= Thomas Allan (publisher) =

English song collector and publisher (1832–1894)

Thomas Allan (25 November 1832 – 8 April 1894) was an English song collector and music publisher from Newcastle upon Tyne who played a major part in the recording of the music of the day.

== Career ==
In 1858, he joined his brother Ralph's stationery business. Soon afterwards, he opened his own shop selling papers and books.

== The publication Tyneside Songs ==
In 1862, he published his first book, Tyneside Songs. The first edition was very small and covered mainly songs of Edward "Ned" Corvan and George "Geordie" Ridley.

Over the years he developed the book, adding to it, until eventually it became an extremely large volume with almost 600 pages (590?). The title was changed to Allan's Tyneside Songs, and the contents increased to cover not just the songs but details and histories of them, their writers and singers. As it developed, the theme changed from one of solely popular songs to encompass many older traditional songs, aiming to spread the popularity of the book to a wider audience. It is now an invaluable source of historical reference providing wealth of information.

The second edition followed in the following year of 1863.

1864 saw the third edition now entitled A Choice Collection of Tyneside Songs by E. Corvan, G. Ridley, J.P. Robson, R. Emery ... etc.

In 1872, a further edition was published.
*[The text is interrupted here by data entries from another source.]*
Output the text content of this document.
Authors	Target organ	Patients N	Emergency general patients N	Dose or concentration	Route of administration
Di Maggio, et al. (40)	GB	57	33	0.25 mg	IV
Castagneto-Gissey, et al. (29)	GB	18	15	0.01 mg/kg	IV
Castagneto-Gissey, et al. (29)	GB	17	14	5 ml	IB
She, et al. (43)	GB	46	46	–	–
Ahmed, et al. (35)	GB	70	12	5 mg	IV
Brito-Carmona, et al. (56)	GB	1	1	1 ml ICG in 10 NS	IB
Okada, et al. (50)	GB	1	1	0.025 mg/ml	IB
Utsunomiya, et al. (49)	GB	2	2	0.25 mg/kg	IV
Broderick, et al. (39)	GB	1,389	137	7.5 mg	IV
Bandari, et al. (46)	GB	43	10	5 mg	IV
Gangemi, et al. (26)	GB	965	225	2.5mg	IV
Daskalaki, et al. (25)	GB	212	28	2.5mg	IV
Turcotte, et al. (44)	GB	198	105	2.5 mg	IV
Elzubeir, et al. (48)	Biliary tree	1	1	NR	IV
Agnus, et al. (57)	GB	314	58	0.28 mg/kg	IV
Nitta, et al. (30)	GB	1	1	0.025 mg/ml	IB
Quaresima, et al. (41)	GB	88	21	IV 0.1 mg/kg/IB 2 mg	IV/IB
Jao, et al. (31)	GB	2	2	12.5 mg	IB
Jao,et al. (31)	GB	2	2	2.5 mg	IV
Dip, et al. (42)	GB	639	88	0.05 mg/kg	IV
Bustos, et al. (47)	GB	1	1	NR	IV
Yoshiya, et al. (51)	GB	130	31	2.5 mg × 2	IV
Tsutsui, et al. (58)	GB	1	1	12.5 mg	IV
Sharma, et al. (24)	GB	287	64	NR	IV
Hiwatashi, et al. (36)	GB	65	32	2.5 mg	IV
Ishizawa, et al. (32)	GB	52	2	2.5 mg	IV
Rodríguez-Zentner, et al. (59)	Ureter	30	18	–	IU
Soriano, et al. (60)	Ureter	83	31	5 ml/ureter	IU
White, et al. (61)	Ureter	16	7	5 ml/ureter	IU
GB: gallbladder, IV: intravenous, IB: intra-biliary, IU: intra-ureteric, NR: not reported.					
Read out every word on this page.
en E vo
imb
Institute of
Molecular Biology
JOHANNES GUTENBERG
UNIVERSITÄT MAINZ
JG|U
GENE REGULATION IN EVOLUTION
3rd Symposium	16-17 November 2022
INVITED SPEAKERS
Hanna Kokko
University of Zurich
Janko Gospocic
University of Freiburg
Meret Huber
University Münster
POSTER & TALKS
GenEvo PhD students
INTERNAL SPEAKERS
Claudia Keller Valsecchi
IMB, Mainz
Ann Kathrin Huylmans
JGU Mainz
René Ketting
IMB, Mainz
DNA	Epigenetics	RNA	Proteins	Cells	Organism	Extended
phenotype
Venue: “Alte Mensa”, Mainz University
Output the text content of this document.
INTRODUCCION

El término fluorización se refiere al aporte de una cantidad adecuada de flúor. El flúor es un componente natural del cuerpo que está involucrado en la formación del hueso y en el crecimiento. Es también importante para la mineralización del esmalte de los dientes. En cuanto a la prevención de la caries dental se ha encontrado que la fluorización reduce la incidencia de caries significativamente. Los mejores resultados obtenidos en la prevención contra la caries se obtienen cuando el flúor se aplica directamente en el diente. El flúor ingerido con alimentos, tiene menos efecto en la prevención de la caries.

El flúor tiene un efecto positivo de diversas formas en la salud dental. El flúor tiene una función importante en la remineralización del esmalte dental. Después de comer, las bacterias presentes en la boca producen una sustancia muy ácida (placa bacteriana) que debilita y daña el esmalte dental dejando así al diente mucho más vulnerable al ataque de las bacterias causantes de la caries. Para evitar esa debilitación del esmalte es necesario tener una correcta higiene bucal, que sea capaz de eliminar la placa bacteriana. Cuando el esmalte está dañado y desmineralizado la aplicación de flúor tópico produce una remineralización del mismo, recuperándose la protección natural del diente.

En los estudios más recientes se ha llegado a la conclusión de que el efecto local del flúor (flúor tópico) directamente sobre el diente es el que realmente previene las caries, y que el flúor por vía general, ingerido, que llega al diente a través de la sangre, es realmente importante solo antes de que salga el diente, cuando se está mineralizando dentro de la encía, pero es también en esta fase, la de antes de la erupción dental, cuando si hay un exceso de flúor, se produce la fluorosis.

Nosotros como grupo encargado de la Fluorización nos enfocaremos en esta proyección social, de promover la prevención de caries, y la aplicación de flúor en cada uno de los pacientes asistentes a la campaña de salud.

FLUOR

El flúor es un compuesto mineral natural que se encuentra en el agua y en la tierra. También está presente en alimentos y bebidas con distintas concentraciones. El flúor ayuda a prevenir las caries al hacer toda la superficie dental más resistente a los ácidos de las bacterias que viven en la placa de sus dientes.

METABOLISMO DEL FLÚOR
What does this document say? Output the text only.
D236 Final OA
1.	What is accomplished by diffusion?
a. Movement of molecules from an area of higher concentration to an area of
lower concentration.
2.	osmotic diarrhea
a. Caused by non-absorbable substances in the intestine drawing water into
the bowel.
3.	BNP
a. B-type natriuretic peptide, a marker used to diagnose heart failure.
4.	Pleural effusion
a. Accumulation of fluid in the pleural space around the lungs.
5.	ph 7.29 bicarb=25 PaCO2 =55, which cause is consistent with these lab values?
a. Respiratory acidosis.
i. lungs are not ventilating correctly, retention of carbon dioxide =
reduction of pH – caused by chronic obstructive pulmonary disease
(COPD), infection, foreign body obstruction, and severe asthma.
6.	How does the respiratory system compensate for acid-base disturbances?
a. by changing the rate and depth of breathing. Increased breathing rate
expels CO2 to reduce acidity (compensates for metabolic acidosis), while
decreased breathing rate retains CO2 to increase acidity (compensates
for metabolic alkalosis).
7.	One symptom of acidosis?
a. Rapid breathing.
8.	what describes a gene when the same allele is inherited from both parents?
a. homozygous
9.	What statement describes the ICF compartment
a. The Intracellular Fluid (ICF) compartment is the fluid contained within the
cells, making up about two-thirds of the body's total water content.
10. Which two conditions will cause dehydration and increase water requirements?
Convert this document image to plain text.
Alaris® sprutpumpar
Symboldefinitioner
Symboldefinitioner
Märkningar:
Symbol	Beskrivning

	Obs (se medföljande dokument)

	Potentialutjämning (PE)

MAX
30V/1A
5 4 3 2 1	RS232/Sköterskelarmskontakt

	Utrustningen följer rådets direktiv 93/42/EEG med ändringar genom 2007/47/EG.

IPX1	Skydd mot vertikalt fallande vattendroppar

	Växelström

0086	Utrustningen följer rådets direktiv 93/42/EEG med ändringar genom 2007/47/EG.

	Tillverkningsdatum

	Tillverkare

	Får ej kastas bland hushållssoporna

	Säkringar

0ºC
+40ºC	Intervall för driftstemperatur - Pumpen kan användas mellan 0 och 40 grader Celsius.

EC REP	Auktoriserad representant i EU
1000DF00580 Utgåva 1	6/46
The edition of 1873 was called A Choice Collection of Tyneside Songs by Wilson, Corvan, Mitford, Gilcrhrist, Robson, Harrison, Emery, Ridley, Oliver, Shield, &c,. &c., &c., with lives of the authors illustrated with views of the town and portraits of the poets and eccentrics of Newcastle. It was published by Allan, 62 Dean Street, Newcastle upon Tyne: & 16 Collingwood Street, North Shields. ("Ralph Allan, Tyne Street, Newcastle upon Tyne" was also mentioned on the cover, possibly as a seller)

The final edition was published in 1891 and was now called Allan's Illustrated Edition of Tyneside Songs and Readings with lives, portraits and autographs of the writers and notes on the songs. Revised edition. The publisher was Thomas and George Allan, 18 Blackett Street and 34 Collingwood Street, Newcastle upon Tyne, and the cover stated that it was "Sold by W Allan, 80 Grainger Street & B Allan, North Shields: & W Scott of London".